Content-Addressed Storage
At its core, ContextSubstrate operates as a Content-Addressed Storage (CAS) system. Unlike traditional file systems that locate data by path or name, ctx locates data by its cryptographic hash. This architecture ensures that every agent execution is immutable, verifiable, and storage-efficient through automatic deduplication.
The Object Store
When you run ctx pack, the substrate decomposes an execution log into discrete "blobs." Every piece of data—including system prompts, input files, tool outputs, and the final results—is hashed and stored in the .ctx/objects/ directory.
How Blobs are Managed
- Identity is Content: If two different agent runs use the exact same 10MB PDF as input, the substrate stores that file only once.
- Granular Deduplication: Because prompts and tool outputs are stored as individual blobs, common instructions or repetitive tool responses do not consume additional space across multiple context packs.
- Integrity: Because the filename is the hash of the content, the substrate can instantly detect data corruption or unauthorized modifications.
Anatomy of a Context Pack
A Context Pack is a content-addressed manifest that orchestrates these blobs into a coherent execution history.
The Manifest Structure
The Pack type defines the structure of this manifest. When a pack is created, it includes references (hashes) to the underlying blobs:
type Pack struct {
Version string `json:"version"`
Hash string `json:"hash"` // Identity of the manifest itself
Created time.Time `json:"created"`
SystemPrompt string `json:"system_prompt"` // Reference to a blob hash
Prompts []Prompt `json:"prompts"` // List of references
Inputs []Input `json:"inputs"` // Name + Blob Hash
Steps []Step `json:"steps"` // Execution trace with blob references
Outputs []Output `json:"outputs"` // Final artifacts with blob references
}
Deterministic Hashing
To ensure that identical execution logs always produce the identical Pack Hash, ctx uses Canonical JSON serialization. This process recursively sorts map keys and removes non-deterministic whitespace before computing the final SHA-256 hash of the manifest.
Working with Hashes
The substrate uses a standard URI scheme (ctx://<hash>) to reference objects. You can interact with these hashes directly via the CLI.
Inspecting Content
To see the human-readable summary of a pack's manifest:
ctx show <hash>
Verifying Provenance
The ctx verify command uses the CAS layer to prove that a local artifact (like a generated code file or report) exactly matches the content captured during a specific agent run.
# Checks the artifact's hash against the store's records
ctx verify ./generated_report.md
Storage Benefits
- Zero-Cost Versioning: Forking a pack (
ctx fork) doesn't duplicate the underlying data.

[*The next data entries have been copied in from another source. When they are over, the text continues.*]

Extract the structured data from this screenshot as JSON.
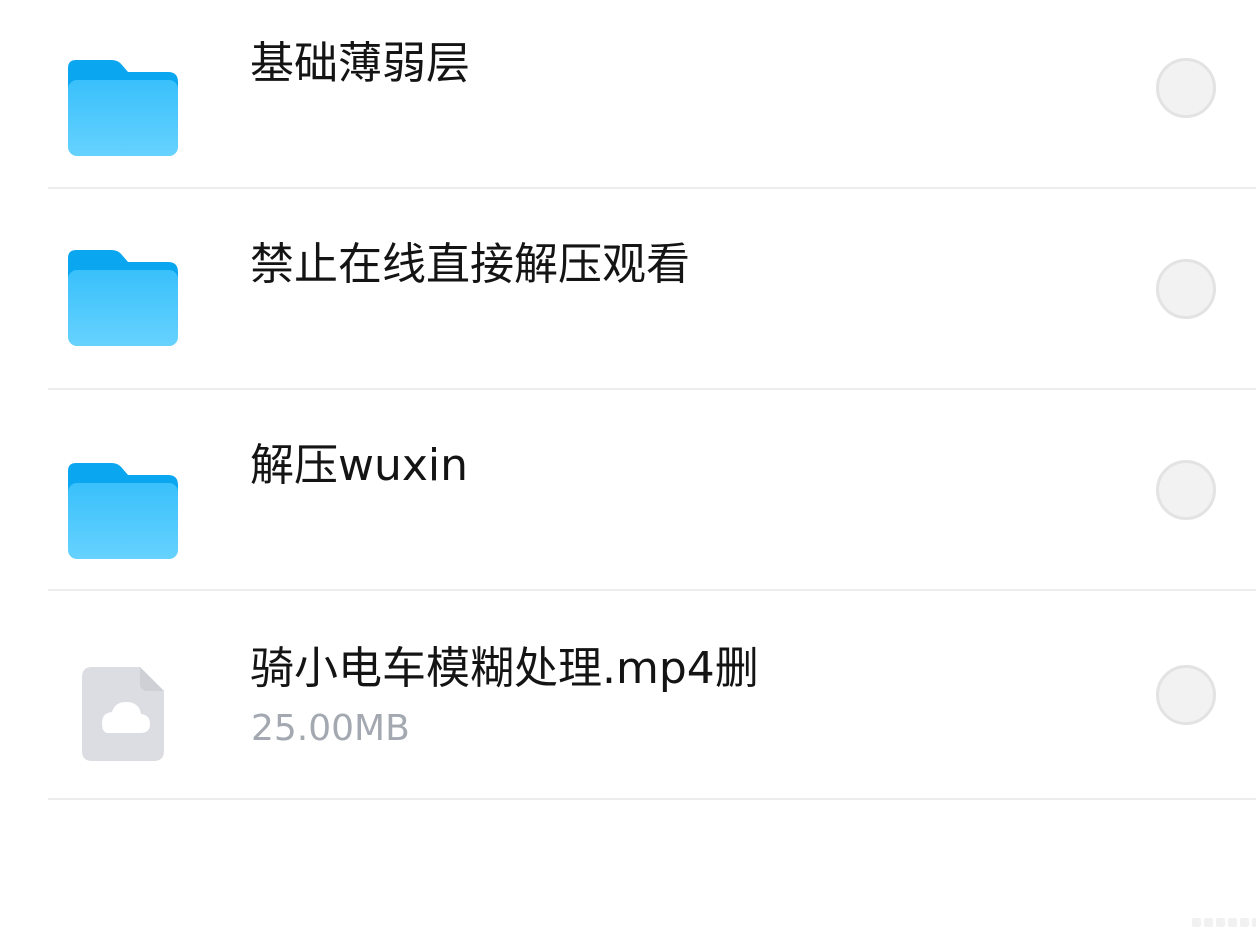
{
  "files": [
    {
      "name": "基础薄弱层",
      "type": "folder",
      "icon": "folder-icon",
      "size": ""
    },
    {
      "name": "禁止在线直接解压观看",
      "type": "folder",
      "icon": "folder-icon",
      "size": ""
    },
    {
      "name": "解压wuxin",
      "type": "folder",
      "icon": "folder-icon",
      "size": ""
    },
    {
      "name": "骑小电车模糊处理.mp4删",
      "type": "file",
      "icon": "cloud-file-icon",
      "size": "25.00MB"
    }
  ],
  "colors": {
    "folder_tab": "#0ba6f0",
    "folder_body_top": "#39c0fb",
    "folder_body_bottom": "#66d2fe",
    "file_icon_bg": "#dcdde2",
    "text_primary": "#141414",
    "text_secondary": "#a3a8b1",
    "divider": "#ececec",
    "radio_fill": "#f2f2f2",
    "radio_border": "#e3e3e3"
  }
}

It creates a new mutable draft that points to the same immutable blobs. - Efficient Synchronization: When sharing context packs between environments, only the missing blobs need to be transferred.
- Traceability: Every step in a
ctx logorctx diffis backed by the CAS, meaning the "Drift Reports" generated are comparing the actual bit-for-bit content of the model's reasoning and tool usage.